Last week, Boston Globe columnist Shirley Leung proposed that yes, women can, in fact, have it all.
Just as soon as men get pregnant.
Leung argues that even though today, more women graduate from college than men (and charge headfirst into promising careers), "all the gains women achieve at the beginning of their careers evaporate as they get older." And why? Because we bear the burden of carrying, delivering, and primarily caring for society's next generation.
As Leung points out, in March, mobile-phone firm Vodafone announced that women working for the company are entitled to at least 16 weeks paid maternity leave, and upon returning to work can opt for a reduced work schedule at full pay for six months. A huge victory for women in the workforce, right? Leung is not so sure and neither am I. We're still accepting that it's the woman's responsibility to break from her full-time career to care for her child.
"For sure, paid leave and flexible schedules are generous perks that not a lot of companies offer," Leung writes. "But by focusing on mothers, Vodafone continued to put the burden of child care on women. Here's what would have been better: Vodafone extending the same deal to new fathers and calling it parental leave."

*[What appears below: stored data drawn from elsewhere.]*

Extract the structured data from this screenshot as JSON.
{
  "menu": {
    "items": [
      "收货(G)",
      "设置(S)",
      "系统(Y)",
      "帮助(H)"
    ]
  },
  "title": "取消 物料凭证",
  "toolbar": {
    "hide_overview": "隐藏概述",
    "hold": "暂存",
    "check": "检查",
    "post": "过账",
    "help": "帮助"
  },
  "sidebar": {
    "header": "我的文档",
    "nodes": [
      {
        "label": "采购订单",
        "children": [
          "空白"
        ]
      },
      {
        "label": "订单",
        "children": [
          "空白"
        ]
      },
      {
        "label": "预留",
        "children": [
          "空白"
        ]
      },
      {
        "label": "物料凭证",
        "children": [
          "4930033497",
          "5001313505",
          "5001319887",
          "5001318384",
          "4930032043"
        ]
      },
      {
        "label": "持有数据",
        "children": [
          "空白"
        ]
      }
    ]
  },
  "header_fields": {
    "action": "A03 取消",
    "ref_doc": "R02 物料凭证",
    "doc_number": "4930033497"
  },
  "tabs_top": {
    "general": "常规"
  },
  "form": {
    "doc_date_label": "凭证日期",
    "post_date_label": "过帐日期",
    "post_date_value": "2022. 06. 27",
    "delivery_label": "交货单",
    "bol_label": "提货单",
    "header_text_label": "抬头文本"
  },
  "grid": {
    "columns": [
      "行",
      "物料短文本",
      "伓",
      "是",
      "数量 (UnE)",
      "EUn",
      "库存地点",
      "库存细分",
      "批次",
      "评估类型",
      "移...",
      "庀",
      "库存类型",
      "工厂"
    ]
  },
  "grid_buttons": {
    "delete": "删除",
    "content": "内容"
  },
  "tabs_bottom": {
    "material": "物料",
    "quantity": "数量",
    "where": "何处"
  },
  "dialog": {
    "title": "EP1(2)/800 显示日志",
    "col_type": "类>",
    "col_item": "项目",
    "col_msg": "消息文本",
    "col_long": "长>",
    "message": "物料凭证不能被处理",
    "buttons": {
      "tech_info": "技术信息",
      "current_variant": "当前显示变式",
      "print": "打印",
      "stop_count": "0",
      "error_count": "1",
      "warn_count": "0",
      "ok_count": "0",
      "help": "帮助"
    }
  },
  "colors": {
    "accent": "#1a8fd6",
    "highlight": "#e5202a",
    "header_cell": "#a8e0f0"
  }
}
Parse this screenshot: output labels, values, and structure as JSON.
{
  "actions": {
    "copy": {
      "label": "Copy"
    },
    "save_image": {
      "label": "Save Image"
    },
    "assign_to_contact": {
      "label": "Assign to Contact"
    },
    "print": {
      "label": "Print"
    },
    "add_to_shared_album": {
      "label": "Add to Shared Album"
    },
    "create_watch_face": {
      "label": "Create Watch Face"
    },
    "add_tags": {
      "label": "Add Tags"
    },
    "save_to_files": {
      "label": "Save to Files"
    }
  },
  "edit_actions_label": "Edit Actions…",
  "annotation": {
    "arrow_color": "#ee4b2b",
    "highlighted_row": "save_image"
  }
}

Interestingly enough, this essay came right on the heels of my fiancé, Alex, and I having the exact same conversation. The catalyst, however, wasn't equality in the workplace (although we organically got to it as the discussion progressed) it was the terms of pregnancy itself, and birth control.
Faced with the realities of turning 30 and tying the knot, it seems I've been having an ongoing dialogue with myself regarding pregnancy and childbirth: I want kids, but I don't want to be solely responsible for incubating them, and, well, forcing them out of my body -- destroying my flesh, and, let's be honest about something here: quite possibly leading my husband to eventually stray to some younger, tighter woman in the process -- all the while putting not just my career but my self as a whole on hold until further notice. And so I fantasize. I fantasize about a futuristic society where babies gestate in see-through pods on the walls of our homes until a timer goes off and they're done, like a pot roast, ready to come out of the oven.
I hypothesized to Alex that if men bore the burden of pregnancy and child birth, this would already be a reality, to which he, of course, disagreed. But think about it. Last month Kansas Governor Sam Brownback banned second-trimester abortions. (For the record, Brownback's bodily contribution to the birth of his five children included only orgasming.) Conservatives everywhere are (still) bitching and moaning about health insurance covering birth control. Just look, for example, to Hobby Lobby, which, made headlines last year after dropping the morning after pill and IUDs from women's health plans while retaining coverage for Viagra and vasectomies. If men could get pregnant there would be no public discussion about a fetus's right to life. No one would argue that a tadpole has more rights than a fully-fledged breathing adult. You can guarantee that.
And so for the same reason that there is no male birth control pill, there will be no incubation system freeing women's bodies from what I can only describe as a biological curse. (I mean, Christians even wrote it into the first book of the Bible the way Greek mythology explains rain.) And as long as we are slaves to our biological makeup, there will be no "having it all." Unless, of course, there is a shift in the perceptions of men and women everywhere towards child-raising as a 100 percent joint responsibility. And as long as we're still talking about maternity leave and mothers' rights, then we're not even close.